NWave will work on the recently announced Weightless-N specification, which uses ultra-narrow band technology to deliver connectivity. It shares other features of Weightless's connectivity technology, such as low power consumption so devices can last up to 10 years on one AA battery.

Other capabilities of the technology are cheap terminal costs, which allow modules to be deployed for around $2 (€1.57). The standard's network propagation is five kilometres within towns and cities to an internal antenna and up to 30 kilometres in rural areas to external antennas.

Work on the standard is expected to be completed by the end of the first quarter of 2015, with the first commercial deployments to follow shortly afterwards.

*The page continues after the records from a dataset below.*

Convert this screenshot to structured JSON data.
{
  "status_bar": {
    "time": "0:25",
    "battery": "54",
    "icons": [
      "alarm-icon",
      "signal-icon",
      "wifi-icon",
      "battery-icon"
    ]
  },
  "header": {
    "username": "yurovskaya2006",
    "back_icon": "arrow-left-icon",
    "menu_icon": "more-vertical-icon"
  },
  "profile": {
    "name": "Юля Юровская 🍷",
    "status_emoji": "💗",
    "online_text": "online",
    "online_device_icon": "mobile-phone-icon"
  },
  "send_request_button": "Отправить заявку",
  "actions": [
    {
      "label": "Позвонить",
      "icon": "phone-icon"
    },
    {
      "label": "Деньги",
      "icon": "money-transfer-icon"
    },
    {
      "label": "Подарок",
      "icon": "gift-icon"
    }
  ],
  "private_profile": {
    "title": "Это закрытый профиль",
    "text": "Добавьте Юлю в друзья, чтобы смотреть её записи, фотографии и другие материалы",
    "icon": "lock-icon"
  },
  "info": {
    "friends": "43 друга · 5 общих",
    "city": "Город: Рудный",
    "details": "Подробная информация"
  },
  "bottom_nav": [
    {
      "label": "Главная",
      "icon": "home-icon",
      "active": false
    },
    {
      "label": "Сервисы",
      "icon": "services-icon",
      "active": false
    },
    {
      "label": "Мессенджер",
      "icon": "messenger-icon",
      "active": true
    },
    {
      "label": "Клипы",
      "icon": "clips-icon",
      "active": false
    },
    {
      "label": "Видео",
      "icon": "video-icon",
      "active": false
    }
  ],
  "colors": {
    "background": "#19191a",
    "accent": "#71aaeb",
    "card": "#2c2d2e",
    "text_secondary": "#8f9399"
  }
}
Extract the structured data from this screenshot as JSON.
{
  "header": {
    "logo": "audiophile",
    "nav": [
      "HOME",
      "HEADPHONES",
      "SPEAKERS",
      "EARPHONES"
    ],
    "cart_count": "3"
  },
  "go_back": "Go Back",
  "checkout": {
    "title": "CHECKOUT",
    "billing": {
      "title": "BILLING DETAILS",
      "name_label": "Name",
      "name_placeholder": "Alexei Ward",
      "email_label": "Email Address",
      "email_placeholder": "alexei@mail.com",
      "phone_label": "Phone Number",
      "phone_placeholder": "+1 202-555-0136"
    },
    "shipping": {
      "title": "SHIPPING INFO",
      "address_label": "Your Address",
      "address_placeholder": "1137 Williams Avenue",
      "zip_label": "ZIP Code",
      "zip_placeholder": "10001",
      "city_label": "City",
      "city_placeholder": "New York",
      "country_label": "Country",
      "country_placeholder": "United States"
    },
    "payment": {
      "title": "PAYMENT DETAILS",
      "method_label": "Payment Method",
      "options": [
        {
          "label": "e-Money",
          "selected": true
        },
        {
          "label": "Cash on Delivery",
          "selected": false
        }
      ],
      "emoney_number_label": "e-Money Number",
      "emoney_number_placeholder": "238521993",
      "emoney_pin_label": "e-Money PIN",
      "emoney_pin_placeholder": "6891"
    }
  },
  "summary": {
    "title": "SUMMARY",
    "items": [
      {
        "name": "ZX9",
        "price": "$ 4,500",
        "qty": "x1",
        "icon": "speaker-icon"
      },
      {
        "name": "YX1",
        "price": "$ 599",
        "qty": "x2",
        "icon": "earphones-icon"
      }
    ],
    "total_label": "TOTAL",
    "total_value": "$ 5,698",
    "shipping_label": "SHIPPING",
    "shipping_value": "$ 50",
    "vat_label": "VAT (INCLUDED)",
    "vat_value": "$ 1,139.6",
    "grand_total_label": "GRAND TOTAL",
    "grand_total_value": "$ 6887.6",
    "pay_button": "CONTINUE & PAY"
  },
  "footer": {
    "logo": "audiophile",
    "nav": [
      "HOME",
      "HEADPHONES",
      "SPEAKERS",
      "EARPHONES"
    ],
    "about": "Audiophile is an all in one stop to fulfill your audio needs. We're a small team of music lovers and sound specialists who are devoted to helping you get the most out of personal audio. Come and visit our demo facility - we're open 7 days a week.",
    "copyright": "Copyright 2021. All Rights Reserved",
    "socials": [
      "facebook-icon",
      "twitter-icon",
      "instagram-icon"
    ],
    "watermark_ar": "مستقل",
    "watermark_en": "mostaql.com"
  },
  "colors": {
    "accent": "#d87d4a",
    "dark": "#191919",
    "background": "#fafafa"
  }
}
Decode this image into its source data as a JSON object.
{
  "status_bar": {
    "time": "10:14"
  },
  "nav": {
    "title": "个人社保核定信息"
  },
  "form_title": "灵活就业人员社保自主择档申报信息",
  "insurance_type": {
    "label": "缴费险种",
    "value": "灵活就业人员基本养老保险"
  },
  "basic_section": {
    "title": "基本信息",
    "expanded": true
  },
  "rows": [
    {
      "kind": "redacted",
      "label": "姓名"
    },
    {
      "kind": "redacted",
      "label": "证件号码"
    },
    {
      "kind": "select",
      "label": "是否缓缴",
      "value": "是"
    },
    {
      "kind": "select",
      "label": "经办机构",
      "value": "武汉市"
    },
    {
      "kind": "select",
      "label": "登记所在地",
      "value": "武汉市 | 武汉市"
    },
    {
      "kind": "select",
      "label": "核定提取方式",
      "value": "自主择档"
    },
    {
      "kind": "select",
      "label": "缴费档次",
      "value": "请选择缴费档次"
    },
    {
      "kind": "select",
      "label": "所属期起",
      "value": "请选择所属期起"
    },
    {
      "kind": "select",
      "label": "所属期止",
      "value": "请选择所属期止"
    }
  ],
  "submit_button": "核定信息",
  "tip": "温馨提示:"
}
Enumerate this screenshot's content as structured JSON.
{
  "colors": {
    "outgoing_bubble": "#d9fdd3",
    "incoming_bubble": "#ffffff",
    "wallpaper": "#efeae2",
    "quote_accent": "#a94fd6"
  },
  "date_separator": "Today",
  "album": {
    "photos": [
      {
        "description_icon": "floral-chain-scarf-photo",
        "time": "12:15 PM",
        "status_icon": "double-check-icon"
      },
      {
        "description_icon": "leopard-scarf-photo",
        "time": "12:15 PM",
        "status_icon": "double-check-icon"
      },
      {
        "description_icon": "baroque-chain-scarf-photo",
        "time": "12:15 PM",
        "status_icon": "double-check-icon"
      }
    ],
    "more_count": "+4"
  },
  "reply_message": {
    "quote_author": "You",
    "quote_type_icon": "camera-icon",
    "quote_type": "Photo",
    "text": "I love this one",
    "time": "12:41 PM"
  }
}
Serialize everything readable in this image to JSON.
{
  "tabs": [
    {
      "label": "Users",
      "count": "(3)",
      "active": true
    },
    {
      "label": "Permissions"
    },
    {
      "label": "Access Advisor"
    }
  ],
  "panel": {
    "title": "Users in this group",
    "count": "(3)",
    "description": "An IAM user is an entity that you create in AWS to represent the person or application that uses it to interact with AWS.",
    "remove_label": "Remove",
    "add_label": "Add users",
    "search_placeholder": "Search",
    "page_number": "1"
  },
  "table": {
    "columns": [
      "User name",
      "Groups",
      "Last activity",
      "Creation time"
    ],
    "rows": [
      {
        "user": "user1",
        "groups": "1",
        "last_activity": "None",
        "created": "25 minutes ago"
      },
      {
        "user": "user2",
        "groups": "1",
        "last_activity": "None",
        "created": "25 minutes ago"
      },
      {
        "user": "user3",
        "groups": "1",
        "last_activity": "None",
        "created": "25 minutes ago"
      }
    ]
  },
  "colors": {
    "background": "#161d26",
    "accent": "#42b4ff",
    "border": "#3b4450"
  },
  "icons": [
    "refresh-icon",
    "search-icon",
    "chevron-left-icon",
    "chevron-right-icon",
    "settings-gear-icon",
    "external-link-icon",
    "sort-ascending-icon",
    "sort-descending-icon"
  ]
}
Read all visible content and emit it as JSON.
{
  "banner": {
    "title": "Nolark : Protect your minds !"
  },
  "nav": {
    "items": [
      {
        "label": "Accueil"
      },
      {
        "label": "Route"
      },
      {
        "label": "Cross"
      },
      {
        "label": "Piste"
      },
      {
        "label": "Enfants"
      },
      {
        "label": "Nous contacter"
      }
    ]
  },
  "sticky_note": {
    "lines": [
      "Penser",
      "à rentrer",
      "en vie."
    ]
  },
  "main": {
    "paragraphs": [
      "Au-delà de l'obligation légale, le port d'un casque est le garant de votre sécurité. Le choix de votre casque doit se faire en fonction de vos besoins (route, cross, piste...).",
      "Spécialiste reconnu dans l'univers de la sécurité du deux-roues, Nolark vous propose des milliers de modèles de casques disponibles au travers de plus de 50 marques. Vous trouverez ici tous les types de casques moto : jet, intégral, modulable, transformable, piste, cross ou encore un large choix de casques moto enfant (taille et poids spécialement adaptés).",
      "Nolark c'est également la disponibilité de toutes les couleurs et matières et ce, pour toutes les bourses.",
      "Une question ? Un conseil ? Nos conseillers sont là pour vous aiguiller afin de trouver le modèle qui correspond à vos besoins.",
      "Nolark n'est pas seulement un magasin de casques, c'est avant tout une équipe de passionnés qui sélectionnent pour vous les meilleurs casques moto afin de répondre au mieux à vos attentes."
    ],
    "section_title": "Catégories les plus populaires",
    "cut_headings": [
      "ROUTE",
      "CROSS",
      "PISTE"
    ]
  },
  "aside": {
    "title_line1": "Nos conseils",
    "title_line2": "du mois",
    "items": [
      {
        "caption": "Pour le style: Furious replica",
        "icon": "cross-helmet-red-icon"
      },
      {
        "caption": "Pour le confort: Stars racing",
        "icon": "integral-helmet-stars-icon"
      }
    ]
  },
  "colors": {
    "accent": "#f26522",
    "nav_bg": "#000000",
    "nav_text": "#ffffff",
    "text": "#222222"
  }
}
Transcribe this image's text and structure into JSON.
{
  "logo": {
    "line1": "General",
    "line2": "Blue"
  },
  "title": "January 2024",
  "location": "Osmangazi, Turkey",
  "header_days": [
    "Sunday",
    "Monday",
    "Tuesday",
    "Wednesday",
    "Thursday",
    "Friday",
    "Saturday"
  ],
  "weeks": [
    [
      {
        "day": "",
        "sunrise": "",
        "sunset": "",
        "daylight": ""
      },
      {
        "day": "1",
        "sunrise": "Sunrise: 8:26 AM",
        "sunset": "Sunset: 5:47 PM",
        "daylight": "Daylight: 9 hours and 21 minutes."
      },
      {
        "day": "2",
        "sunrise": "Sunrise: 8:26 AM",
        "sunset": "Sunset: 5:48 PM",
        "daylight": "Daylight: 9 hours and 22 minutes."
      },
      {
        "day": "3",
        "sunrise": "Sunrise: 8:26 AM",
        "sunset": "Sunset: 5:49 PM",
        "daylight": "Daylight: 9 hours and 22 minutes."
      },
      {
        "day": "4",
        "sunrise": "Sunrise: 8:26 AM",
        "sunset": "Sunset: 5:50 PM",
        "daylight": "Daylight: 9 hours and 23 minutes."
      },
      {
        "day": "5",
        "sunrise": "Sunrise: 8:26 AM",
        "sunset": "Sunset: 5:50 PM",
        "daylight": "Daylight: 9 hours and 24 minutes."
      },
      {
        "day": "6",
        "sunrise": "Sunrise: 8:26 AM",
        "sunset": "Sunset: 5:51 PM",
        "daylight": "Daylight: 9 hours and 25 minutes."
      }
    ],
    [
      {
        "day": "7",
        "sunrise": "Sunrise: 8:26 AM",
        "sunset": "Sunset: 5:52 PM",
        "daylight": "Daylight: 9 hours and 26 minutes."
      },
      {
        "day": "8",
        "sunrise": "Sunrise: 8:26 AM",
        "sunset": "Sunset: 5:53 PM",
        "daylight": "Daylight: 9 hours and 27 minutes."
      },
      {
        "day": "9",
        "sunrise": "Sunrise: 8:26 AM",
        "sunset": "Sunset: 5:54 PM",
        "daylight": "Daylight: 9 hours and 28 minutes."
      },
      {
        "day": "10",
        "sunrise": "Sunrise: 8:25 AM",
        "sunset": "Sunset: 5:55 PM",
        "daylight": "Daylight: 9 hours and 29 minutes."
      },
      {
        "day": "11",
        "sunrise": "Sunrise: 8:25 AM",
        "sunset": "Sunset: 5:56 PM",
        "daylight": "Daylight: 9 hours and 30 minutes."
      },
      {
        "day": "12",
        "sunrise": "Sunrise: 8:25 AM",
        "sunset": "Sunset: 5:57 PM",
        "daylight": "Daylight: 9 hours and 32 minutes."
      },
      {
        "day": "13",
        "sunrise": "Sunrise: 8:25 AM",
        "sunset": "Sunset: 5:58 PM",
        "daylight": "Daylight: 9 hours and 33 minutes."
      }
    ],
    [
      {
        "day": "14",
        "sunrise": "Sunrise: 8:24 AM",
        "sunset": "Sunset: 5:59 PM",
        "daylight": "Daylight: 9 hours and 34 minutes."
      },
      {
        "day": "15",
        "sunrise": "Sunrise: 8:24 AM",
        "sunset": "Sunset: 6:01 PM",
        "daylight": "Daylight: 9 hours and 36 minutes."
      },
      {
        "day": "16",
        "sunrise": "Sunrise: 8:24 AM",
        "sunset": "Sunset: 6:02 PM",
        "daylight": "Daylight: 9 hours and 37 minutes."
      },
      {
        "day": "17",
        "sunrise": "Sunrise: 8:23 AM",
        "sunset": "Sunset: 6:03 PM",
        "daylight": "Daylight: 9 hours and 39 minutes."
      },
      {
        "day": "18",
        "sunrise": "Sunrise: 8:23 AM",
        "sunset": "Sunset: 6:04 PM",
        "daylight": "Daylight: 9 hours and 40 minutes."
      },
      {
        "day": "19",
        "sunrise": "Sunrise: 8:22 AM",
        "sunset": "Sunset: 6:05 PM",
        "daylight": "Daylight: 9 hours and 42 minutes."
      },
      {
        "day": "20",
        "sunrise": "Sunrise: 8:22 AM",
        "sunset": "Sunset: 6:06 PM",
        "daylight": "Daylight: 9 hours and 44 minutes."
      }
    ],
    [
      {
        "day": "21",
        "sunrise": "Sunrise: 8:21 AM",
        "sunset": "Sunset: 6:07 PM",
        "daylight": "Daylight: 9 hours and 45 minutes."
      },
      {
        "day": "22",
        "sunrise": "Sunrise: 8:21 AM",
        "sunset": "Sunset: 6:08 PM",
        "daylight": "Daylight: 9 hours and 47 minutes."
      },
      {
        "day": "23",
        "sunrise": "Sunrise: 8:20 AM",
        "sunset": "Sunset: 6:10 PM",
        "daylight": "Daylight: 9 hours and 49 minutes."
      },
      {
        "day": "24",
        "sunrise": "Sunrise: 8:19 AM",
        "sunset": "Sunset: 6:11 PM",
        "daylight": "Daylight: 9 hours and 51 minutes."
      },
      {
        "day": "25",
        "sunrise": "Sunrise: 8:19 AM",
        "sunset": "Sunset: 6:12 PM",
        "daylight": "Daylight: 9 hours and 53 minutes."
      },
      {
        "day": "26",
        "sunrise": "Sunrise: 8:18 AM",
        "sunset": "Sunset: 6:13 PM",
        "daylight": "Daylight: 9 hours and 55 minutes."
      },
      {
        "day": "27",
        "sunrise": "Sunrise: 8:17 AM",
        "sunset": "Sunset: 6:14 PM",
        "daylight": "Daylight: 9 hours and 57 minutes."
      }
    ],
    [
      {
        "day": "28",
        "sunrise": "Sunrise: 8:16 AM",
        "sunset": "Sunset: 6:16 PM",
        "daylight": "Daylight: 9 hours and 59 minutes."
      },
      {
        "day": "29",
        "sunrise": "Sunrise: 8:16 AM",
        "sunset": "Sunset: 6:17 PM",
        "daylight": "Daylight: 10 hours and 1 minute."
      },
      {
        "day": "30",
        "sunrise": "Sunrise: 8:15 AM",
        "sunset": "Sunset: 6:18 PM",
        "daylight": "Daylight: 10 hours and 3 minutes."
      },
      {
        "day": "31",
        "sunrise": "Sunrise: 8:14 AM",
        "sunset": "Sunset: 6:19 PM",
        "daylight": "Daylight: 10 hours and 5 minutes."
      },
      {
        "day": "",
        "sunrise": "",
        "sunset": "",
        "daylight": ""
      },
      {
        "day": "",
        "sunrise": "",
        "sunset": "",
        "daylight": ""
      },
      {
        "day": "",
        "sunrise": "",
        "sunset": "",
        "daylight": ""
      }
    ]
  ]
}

Professor William Webb, CEO of the Weightless SIG, said: “NWave's deep technical experience in LPWAN connectivity will make a significant contribution to the rapid development of Weightless-N.

"Bringing proven capability from an existing technology provider to the SIG and merging it with the expertise already established within the group will accelerate the development of Weightless-N as the leading global open standard for machine connectivity over licence exempt spectrum.”

Jonathan Wiggin, CEO of NWave Technologies, added: "A global, open standard is critical for the successful commercialisation of a wireless technology and for the first time a standards body is proactively bringing together the elements that will quickly allow us to make this a reality."